What this 3VA1 carries — and what it means on the line
The Siemens 3VA1180-5EF32-0DA0 is a SENTRON molded case circuit breaker (MCCB) rated for 80 A at 40 °C ambient, with a TM240 thermal-magnetic release and an integrated undervoltage release (UVR). Three-pole, line-protection design — no communication function, no ground-fault monitoring, no voltage trip. This is a straightforward main or feeder breaker for a panel that needs the UVR baked in at the factory, not added later. Breaking capacity is the headline: 187 kA at 240 V, 121 kA at 415 V, 75.6 kA at 440 V, 17 kA at 500 V and 690 V. Those numbers mean this breaker can sit upstream of a high-fault panel without needing a current-limiting fuse ahead of it — the interrupting rating alone handles the worst-case bolted fault on a 240 V or 415 V distribution bus. At 690 V the 17 kA rating still covers most industrial motor-control center lineups. Thermal derating is tight: holds 80 A all the way to 50 °C, then drops only 2 A per 5 °C step to 74 A at 70 °C. That gives you headroom in a warm enclosure without oversizing the frame.
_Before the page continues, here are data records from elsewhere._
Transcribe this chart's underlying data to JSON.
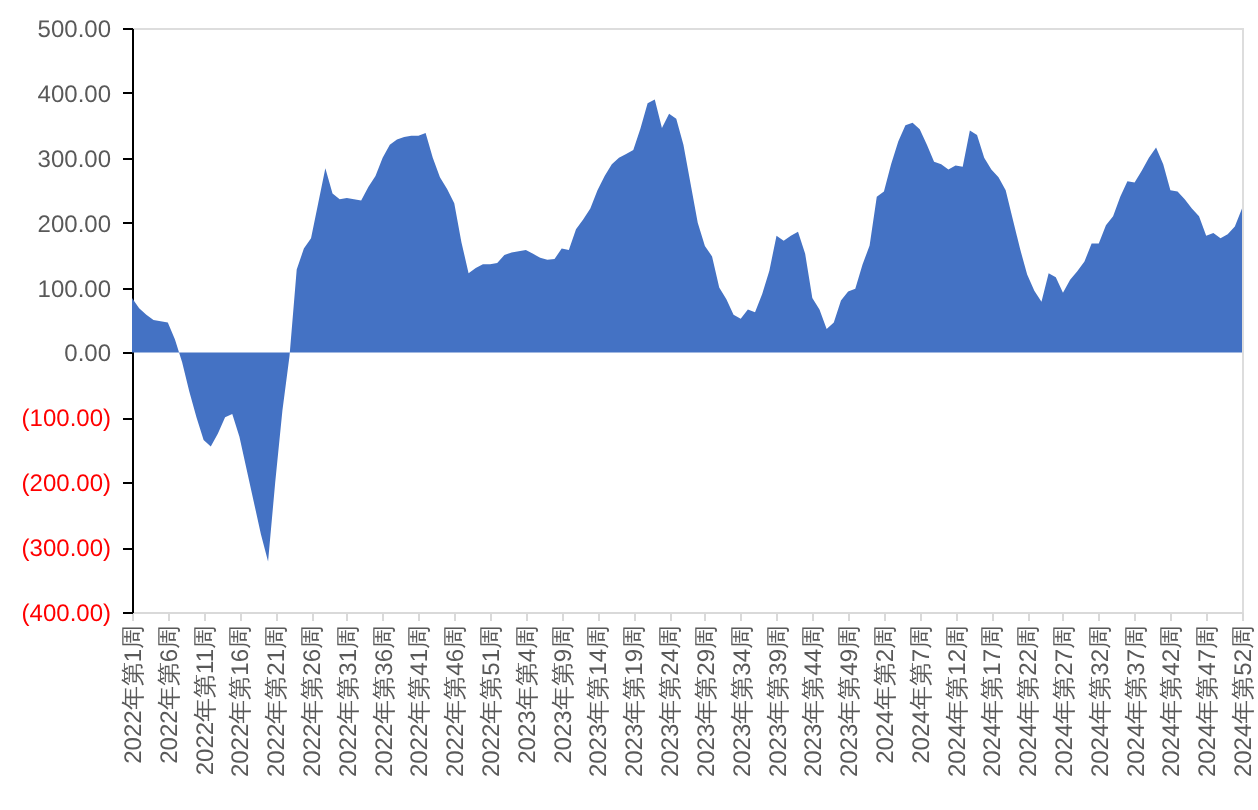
{
  "chart_data": {
    "type": "area",
    "categories": [
      "2022年第1周",
      null,
      null,
      null,
      null,
      "2022年第6周",
      null,
      null,
      null,
      null,
      "2022年第11周",
      null,
      null,
      null,
      null,
      "2022年第16周",
      null,
      null,
      null,
      null,
      "2022年第21周",
      null,
      null,
      null,
      null,
      "2022年第26周",
      null,
      null,
      null,
      null,
      "2022年第31周",
      null,
      null,
      null,
      null,
      "2022年第36周",
      null,
      null,
      null,
      null,
      "2022年第41周",
      null,
      null,
      null,
      null,
      "2022年第46周",
      null,
      null,
      null,
      null,
      "2022年第51周",
      null,
      null,
      null,
      null,
      "2023年第4周",
      null,
      null,
      null,
      null,
      "2023年第9周",
      null,
      null,
      null,
      null,
      "2023年第14周",
      null,
      null,
      null,
      null,
      "2023年第19周",
      null,
      null,
      null,
      null,
      "2023年第24周",
      null,
      null,
      null,
      null,
      "2023年第29周",
      null,
      null,
      null,
      null,
      "2023年第34周",
      null,
      null,
      null,
      null,
      "2023年第39周",
      null,
      null,
      null,
      null,
      "2023年第44周",
      null,
      null,
      null,
      null,
      "2023年第49周",
      null,
      null,
      null,
      null,
      "2024年第2周",
      null,
      null,
      null,
      null,
      "2024年第7周",
      null,
      null,
      null,
      null,
      "2024年第12周",
      null,
      null,
      null,
      null,
      "2024年第17周",
      null,
      null,
      null,
      null,
      "2024年第22周",
      null,
      null,
      null,
      null,
      "2024年第27周",
      null,
      null,
      null,
      null,
      "2024年第32周",
      null,
      null,
      null,
      null,
      "2024年第37周",
      null,
      null,
      null,
      null,
      "2024年第42周",
      null,
      null,
      null,
      null,
      "2024年第47周",
      null,
      null,
      null,
      null,
      "2024年第52周"
    ],
    "series": [
      {
        "color": "#4472c4",
        "values": [
          84,
          68,
          58,
          50,
          48,
          46,
          20,
          -15,
          -60,
          -100,
          -135,
          -145,
          -125,
          -100,
          -95,
          -130,
          -180,
          -230,
          -280,
          -322,
          -200,
          -90,
          -5,
          128,
          160,
          176,
          230,
          284,
          245,
          236,
          238,
          236,
          234,
          255,
          272,
          300,
          320,
          328,
          332,
          334,
          334,
          338,
          300,
          270,
          252,
          230,
          170,
          122,
          130,
          136,
          136,
          138,
          150,
          154,
          156,
          158,
          152,
          146,
          143,
          144,
          160,
          158,
          190,
          205,
          222,
          250,
          272,
          290,
          300,
          306,
          312,
          345,
          384,
          390,
          346,
          368,
          360,
          320,
          260,
          200,
          164,
          148,
          100,
          82,
          58,
          52,
          66,
          62,
          90,
          126,
          180,
          172,
          180,
          186,
          152,
          84,
          66,
          36,
          46,
          80,
          94,
          98,
          135,
          165,
          240,
          248,
          290,
          325,
          350,
          354,
          344,
          320,
          294,
          290,
          282,
          288,
          286,
          342,
          335,
          300,
          282,
          270,
          250,
          205,
          160,
          120,
          95,
          78,
          122,
          116,
          92,
          112,
          125,
          140,
          168,
          168,
          196,
          210,
          240,
          264,
          262,
          280,
          300,
          316,
          290,
          250,
          248,
          236,
          222,
          210,
          180,
          184,
          176,
          182,
          194,
          222
        ]
      }
    ],
    "ylim": [
      -400,
      500
    ],
    "yticks": [
      {
        "value": -400,
        "label": "(400.00)"
      },
      {
        "value": -300,
        "label": "(300.00)"
      },
      {
        "value": -200,
        "label": "(200.00)"
      },
      {
        "value": -100,
        "label": "(100.00)"
      },
      {
        "value": 0,
        "label": "0.00"
      },
      {
        "value": 100,
        "label": "100.00"
      },
      {
        "value": 200,
        "label": "200.00"
      },
      {
        "value": 300,
        "label": "300.00"
      },
      {
        "value": 400,
        "label": "400.00"
      },
      {
        "value": 500,
        "label": "500.00"
      }
    ],
    "grid": false
  }
}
Insulation voltage rated 800 V, so the 690 V application is within its voltage class margin.
Panel fit and wiring
Footprint: 70 mm deep, 76.2 mm wide, 130 mm tall. That 3-inch width matches the standard SENTRON 3VA1 three-pole envelope — fits the same DIN-rail or screw-mount backplate as the rest of the 3VA1 family. No trip indicator on the face; the UVR coil is factory-installed, so verify the control voltage matches your panel's 24 VDC or 110-240 VAC supply before wiring the release terminals. Power loss maxes at 21.7 W — negligible for thermal budgeting in a standard sheet-metal enclosure, but worth noting if the panel is sealed and densely packed. Storage range -40 to 80 °C; operating range -25 to 70 °C. The -25 °C floor means it's fine for unheated electrical rooms in northern climates.